U zult mij wel voor gek verklaren – sommige mensen die mij al iets langer kennen gingen u daarin reeds voor – maar in mijn vrije tijd ben ik af en toe actief als scheidsrechter in het amateurvoetbal in het district West I van de KNVB.
Dat is best een aardige hobby, meestal. Maar daarnaast ben ik ook nog bestuurslid van de Scheidsrechtersvereniging Amsterdam waar ik voorzitter ben. En dus stond vanaf vorige week maandagochtend de telefoon niet meer stil. Allerlei media wilden een statement, een soundbite en een snelle reactie. Want er was een kalf verdronken en dus wilde men weten hoe men de put kan dempen.
Nu had ik mij aanvankelijk voorgenomen om als nieuwbakken columnist niet meteen op beide stokpaardjes te klauteren, namelijk a) het beklagen van agressie tegen scheidsrechters en b) the man I love to hate, minister Frans Timmermans.

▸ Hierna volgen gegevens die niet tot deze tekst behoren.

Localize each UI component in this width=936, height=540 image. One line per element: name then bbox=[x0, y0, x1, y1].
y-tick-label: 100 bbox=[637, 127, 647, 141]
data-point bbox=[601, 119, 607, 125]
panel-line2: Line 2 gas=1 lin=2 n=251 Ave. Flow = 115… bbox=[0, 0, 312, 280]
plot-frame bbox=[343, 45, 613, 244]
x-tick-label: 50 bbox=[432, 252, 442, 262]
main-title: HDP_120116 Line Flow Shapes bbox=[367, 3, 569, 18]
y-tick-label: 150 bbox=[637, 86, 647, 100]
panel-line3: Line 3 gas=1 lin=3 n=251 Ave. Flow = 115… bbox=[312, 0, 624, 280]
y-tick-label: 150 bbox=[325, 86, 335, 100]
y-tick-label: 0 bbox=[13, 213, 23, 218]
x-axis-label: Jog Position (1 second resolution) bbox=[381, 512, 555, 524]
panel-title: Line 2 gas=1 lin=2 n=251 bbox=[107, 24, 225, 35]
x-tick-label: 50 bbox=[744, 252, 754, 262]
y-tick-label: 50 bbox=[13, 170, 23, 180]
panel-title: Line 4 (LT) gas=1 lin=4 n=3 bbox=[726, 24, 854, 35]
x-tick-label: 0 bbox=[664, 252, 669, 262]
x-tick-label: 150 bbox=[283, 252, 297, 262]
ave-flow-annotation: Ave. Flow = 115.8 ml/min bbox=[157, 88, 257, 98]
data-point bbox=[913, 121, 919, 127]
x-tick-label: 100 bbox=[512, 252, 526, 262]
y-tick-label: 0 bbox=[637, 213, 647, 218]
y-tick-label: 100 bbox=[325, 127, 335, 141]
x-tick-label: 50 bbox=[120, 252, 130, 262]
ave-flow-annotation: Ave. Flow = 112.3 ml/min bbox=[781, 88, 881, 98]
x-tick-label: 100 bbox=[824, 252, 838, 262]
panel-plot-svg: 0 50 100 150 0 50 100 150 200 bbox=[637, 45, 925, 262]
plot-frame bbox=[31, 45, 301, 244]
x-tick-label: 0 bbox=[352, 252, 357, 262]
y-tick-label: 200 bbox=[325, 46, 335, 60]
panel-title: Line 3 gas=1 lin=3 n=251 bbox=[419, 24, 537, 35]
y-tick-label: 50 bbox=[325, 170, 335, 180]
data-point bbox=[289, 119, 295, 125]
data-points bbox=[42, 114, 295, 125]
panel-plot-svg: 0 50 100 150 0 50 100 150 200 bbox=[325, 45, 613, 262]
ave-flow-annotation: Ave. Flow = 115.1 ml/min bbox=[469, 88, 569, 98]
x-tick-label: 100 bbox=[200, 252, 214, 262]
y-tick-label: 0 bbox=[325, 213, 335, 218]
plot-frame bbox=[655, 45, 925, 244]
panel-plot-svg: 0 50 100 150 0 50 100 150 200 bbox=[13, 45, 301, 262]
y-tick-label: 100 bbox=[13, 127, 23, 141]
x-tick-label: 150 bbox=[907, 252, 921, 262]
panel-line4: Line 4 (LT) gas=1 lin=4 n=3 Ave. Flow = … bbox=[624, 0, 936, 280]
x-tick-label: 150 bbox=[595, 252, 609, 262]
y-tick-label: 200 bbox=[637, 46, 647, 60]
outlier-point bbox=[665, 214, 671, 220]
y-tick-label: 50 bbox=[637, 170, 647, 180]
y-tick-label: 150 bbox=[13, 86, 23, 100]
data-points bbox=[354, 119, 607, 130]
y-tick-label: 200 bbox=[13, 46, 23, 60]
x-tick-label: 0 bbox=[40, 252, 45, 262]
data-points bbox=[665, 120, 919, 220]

Maar het voorval van zondag 2 december, waar een grensrechter van sc Buitenboys uit Almere dusdanig werd toegetakeld, dat hij ten gevolge daarvan later overleed, schreeuwt natuurlijk om aandacht.
Er vinden in dat district West I, dat grofweg de provincies Utrecht en Noord-Holland omvat, per seizoen ruim 40 geregistreerde molestaties plaats. Dat zijn dus volgens de formele definitie fysieke of verbale aantastingen van iemands integriteit (slaan, schoppen, maar ook spugen of grove bedreigingen).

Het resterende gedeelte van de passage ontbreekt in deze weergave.